Dans une note de presse en date du 16 février 2001, la Police nationale s'en tenait à la version du Premier ministre, et son porte-parole Jean Dady Siméon précisait: «La même enquête a conduit hier soir la police à une opération à Carrefour Morin, zone Vertaillis, dans une maison où des gens habitués à poser des bombes et des terroristes se réunissaient. Au cours de l'opération, alors que les bandits, les zenglendos et les terroristes prenaient la fuite, ils ont fait feu sur un policier, Semerzier Wilgerson, affecté au bureau de renseignements et d'investigation (BRI), qui est mort. Le policier Semerzier Wilgerson était âgé de 28 ans; il appartient à la 6e promotion de la PNH. Nous soulignons aussi que dans la maison où l'opération a été menée, nous avons trouvé un ensemble de documents politiques, une série de manuels enseignant comment fabriquer des bombes artisanales, un lot de pièces de véhicules volés, des munitions, des tracts subversifs, et un lot de documents avec photos qui faciliteront l'enquête policière.»
Le Premier ministre Jacques Edouard Alexis a insisté sur le caractère politique de ces actions qu'il a attribuées à l'opposition haïtienne: «Nous savons très bien que depuis bien avant les élections du 26 novembre, il y a une nouvelle donne dans la façon dont l'opposition pense qu'elle peut contrer les actions du gouvernement, les actions du régime. Elle recourt aux bombes. Donc, depuis l'explosion des premières bombes, la police, le président, le gouvernement travaillaient de façon à pouvoir identifier effectivement ceux qui posaient ces bombes... Nous avions des indices depuis qu'un poseur de bombes à Pétion-Ville avait failli être estropié par son engin. Après cela l'investigation s'est poursuivie et nous avons abouti à une maison de Carrefour où il y avait ce que nous pourrions presque appeler une fabrique de bombes... Je savais que cette réunion allait se tenir et nous sommes arrivés sur les lieux dans l'obscurité pour les traquer...», a précisé Alexis qui a qualifié de séditieuse la formation par la Convergence d'un gouvernement parallèle.
Le lendemain Evans Paul, l'un des porte-parole de la Convergence tentait de démentir la version du complot offert par le Premier ministre: «Je ne sais pas, bafouillait-il, je n'aimerais pas commenter le fait que, d'après monsieur Alexis, il y ait toujours un complot organisé par les gens de l'opposition.
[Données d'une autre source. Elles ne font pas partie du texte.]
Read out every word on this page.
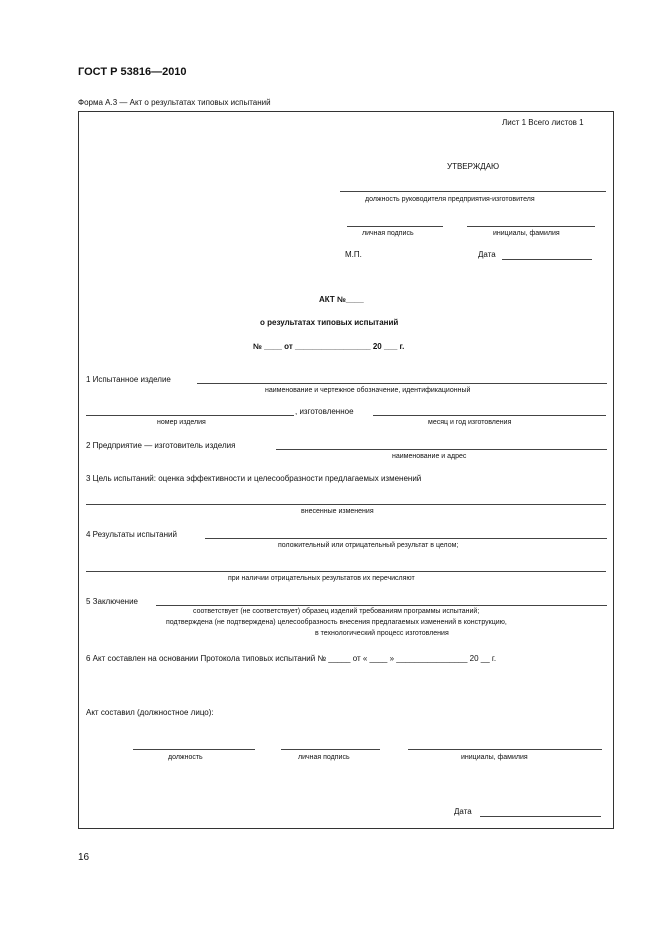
ГОСТ Р 53816—2010
Форма А.3 — Акт о результатах типовых испытаний
Лист 1 Всего листов 1
УТВЕРЖДАЮ
должность руководителя предприятия-изготовителя
личная подпись	инициалы, фамилия
М.П.	Дата
АКТ №____
о результатах типовых испытаний
№ ____ от _________________ 20 ___ г.
1 Испытанное изделие
наименование и чертежное обозначение, идентификационный
, изготовленное
номер изделия	месяц и год изготовления
2 Предприятие — изготовитель изделия
наименование и адрес
3 Цель испытаний: оценка эффективности и целесообразности предлагаемых изменений
внесенные изменения
4 Результаты испытаний
положительный или отрицательный результат в целом;
при наличии отрицательных результатов их перечисляют
5 Заключение
соответствует (не соответствует) образец изделий требованиям программы испытаний;
подтверждена (не подтверждена) целесообразность внесения предлагаемых изменений в конструкцию,
в технологический процесс изготовления
6 Акт составлен на основании Протокола типовых испытаний № _____ от « ____ » ________________ 20 __ г.
Акт составил (должностное лицо):
должность	личная подпись	инициалы, фамилия
Дата
16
Ce complot reste toujours au niveau de simples déclarations de monsieur Alexis, ce qui veut dire que monsieur Alexis n'a aucun crédit moral quand il dit quelque chose pour qu'on y prête foi... C'est une façon pour lui de justifier la répression»... C'est aussi une manière trop facile pour Evans Paul d'écarter d'un revers de main certains faits. Car des habitants du quartier peuvent témoigner, et aussi la maison où, comme ceux-ci le disaient, vivait une personne inconnue dans le voisinage, porte encore les marques des balles suite à l'échange des tirs. En ce qui a trait à la question d'une tentative de la part du gouvernement de justifier la répression, Evans Paul est assez effronté d'avancer une telle accusation, car jusqu'à présent aucun des meneurs de la Convergence n'a été inquiété par la justice, quoi qu'ils fassent. C'est même le régime qui est réduit à la défensive et qui ne fait qu'offrir progressivement de vaines et continuelles concessions à l'opposition au fur et à mesure que celle-ci augmente ses exigences. Le Premier ministre peut à la rigueur exagérer la portée de l'intervention policière en question, il n'en reste pas moins vrai que les poseurs de bombes ne le font pas pour se distraire et qu'ils agissent conformément à une stratégie globale.